以上実施例は、2群保持枠121にフォーカスキー123と係合することができるフォーカスキー係合部121aを複数設ける場合を挙げた。これに対して、フォーカスリング122にフォーカスキー123が固定可能な箇所(固定部)300を複数設けても良い。そして複数の固定部のうちの1つを中心コマ収差を軽減するように選択し、固定部にフォーカスキー123を固定するようにしても良い。これによれば2群保持枠121のフォーカスキー係合部121aを1箇所とすることができる。以上、本発明のレンズ鏡筒とそれを有する光学機器の好ましい実施形態について説明したが、本発明はこれらの実施形態に限定されず、その要旨の範囲内で種々の変形及び変更が可能である。

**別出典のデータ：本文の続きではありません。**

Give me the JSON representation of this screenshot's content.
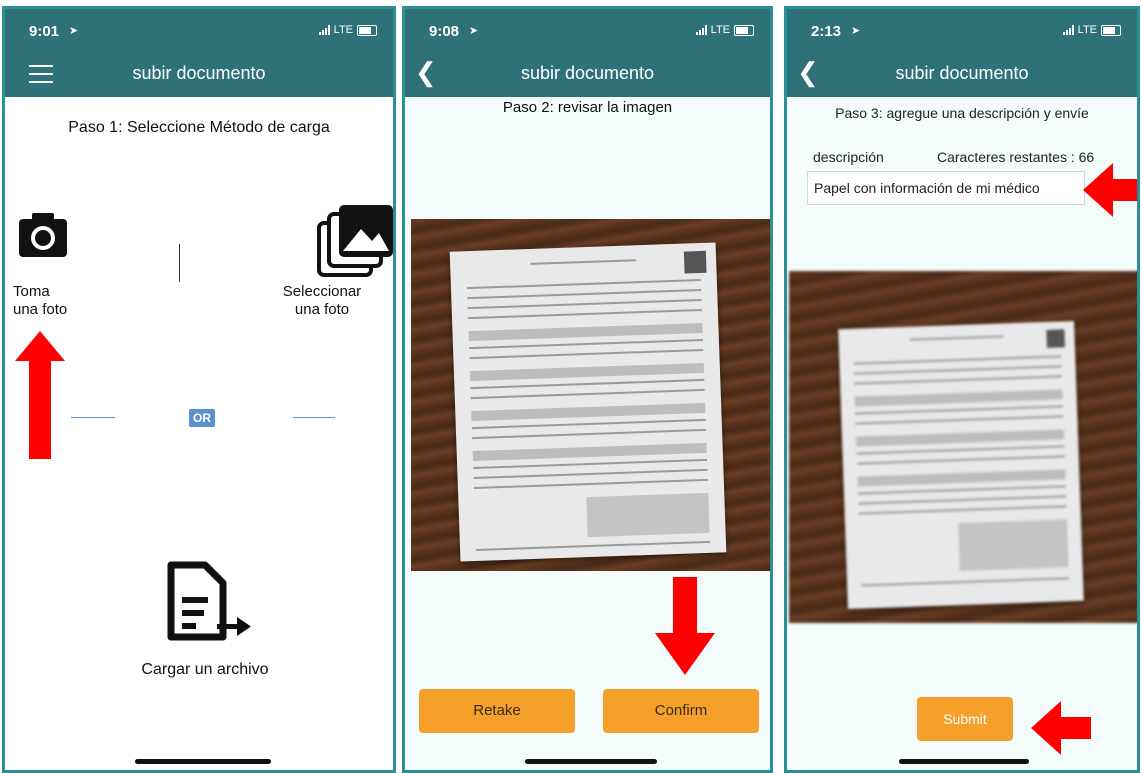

102 固定筒、104 案内筒、105 カム筒、108 直進筒、115 ズームリング、116 ズーム連動ビス、117 ズームキー、120 フォーカスカム筒、121 2群保持枠、122 フォーカスリング、123 フォーカスキー、300 固定部

Claims (3)

  1. カメラ本体に取り付けられる固定筒と、該固定筒に対し回転可能に保持された回転部材と、該回転部材に固定された回転伝達部材と、該回転伝達部材によって光軸中心に回転し、光軸方向へ移動されるレンズ保持枠を有するレンズ鏡筒において、該レンズ保持枠には、該回転伝達部材と係合可能な係合部が複数設けられており、前記複数の係合部の内、いずれか一つの係合部と回転伝達部材が係合されていることを特徴とするレンズ鏡筒。
  2. カメラ本体に取り付けられる固定筒と、該固定筒に対し回転可能に保持された回転部材と、該回転部材に固定された回転伝達部材と、該回転伝達部材によって光軸中心に回転し、光軸方向へ移動されるレンズ保持枠を有するレンズ鏡筒において、該回転部材には、該回転伝達部材が固定可能な固定部が複数設けられており、前記複数の固定部の内、いずれか一つの固定部に該回転伝達部材が固定されていることを特徴とするレンズ鏡筒。
  3. 請求項1又は2に記載のレンズ鏡筒を有することを特徴とする光学機器。